Der seidene Faden

Drama | USA 2017 | 131 Minuten

Regie: Paul Thomas Anderson

Ein Londoner Modeschöpfer der 1950er-Jahre bringt von einem Urlaub in der Schweizer Bergwelt eine junge Kellnerin in seine Hochburg der Haute Couture mit, die ihm zauberhaftes Ornament und Muse zugleich sein soll, zunehmend aber ihren Platz im Haus zu behaupten beginnt. Der Film kreist um die Beschreibung eines selbstorientierten, übersensiblen, einsamen Künstlers, der mit manischer Besessenheit in seinem Werk aufgeht und für den die Außenwelt mehr lästige Notwendigkeit als wahrer Bestandteil seines Daseins ist.
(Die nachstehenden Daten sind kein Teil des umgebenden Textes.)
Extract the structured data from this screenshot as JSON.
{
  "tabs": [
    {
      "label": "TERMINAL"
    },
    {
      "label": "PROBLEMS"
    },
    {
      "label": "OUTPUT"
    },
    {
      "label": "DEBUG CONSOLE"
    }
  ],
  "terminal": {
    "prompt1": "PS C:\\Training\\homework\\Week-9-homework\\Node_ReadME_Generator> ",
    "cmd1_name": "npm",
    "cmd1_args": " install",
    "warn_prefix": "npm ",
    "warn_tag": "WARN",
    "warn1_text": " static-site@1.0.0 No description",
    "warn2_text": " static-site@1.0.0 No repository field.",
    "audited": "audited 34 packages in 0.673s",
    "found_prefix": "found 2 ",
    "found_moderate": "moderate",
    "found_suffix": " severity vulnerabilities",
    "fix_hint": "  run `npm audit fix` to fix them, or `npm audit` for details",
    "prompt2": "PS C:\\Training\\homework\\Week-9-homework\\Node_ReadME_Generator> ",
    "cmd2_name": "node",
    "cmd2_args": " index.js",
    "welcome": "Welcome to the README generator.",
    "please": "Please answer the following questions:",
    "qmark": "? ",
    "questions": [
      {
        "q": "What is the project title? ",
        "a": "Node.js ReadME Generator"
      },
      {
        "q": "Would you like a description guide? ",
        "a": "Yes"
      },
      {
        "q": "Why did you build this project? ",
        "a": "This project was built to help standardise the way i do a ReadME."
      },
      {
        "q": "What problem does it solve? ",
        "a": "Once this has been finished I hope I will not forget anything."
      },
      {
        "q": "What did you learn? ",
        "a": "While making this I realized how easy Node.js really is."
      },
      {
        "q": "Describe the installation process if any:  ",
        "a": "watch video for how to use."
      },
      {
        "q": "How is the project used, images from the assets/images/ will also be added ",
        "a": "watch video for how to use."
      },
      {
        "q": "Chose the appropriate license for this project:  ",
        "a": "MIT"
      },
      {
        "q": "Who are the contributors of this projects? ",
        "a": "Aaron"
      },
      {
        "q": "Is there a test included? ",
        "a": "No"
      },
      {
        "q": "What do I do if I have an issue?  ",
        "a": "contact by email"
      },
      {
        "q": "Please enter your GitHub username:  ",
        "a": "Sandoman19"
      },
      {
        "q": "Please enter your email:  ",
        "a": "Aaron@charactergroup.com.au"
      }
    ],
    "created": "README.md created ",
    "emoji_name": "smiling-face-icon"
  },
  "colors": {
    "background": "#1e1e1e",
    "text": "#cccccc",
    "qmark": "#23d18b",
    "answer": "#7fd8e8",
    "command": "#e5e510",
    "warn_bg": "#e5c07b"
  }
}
Das mit großer Einfühlungskraft und formalem Können inszenierte Drama verdichtet sich auch durch filmhistorische Anklänge zu einem bezwingenden, gelegentlich sogar ironisch unterfütterten Meisterwerk.

Filmdaten

Originaltitel
PHANTOM THREAD
Produktionsland
USA
Produktionsjahr
2017
Regie
Paul Thomas Anderson
Buch
Paul Thomas Anderson
Kamera
Paul Thomas Anderson
Schnitt
Dylan Tichenor
Darsteller
Daniel Day-Lewis (Reynolds Woodcock) · Lesley Manville (Cyril Woodcock) · Vicky Krieps (Alma) · Camilla Rutherford (Johanna) · Gina McKee (Gräfin Henrietta Harding)
Länge
131 Minuten
Kinostart
01.02.2018
Fsk
ab 6; f
Genre
Drama | Historienfilm
Diskussion
Paul Thomas Anderson ist der Regisseur, der „There Will Be Blood“ (fd 38 585) gedreht hat, jene unübertroffene Allegorie über Amerikas Anspruch auf Größe und Reichtum. Was Andersons neuen Film „Der seidene Faden“ mit „There Will Be Blood“ verbindet, ist die Fokussierung auf eine ungewöhnliche, fast überlebensgroße Hauptfigur; doch Stil und Stimmung entstammen einer anderen Welt. Diesmal begibt er sich in ein Milieu, das von den Ölfeldern aus „There Will Be Blood“ kaum weiter entfernt sein könnte: die Londoner Modewelt der 1950er-Jahre. Im Mittelpunkt steht Reynolds Woodcock, gespielt von Daniel Day-Lewis, ein Couturier der Sonderklasse, dessen Kreationen die weibliche Oberschicht zu verschworenen Anhängerinnen gemacht hat. Das großbürgerliche Townhouse, in dem er lebt, und in dem auch seine „Werkstatt“ untergebracht ist, demonstriert dem staunenden Zuschauer gleich zu Beginn, dass es höher hinaus nicht mehr geht; über nicht enden wollende Wendeltreppen schraubt sich das Anwesen bis in den Olymp empor, wo der Meister seine Inspirationen in schier überwältigende Wunder aus Tüll und Seide verwandelt.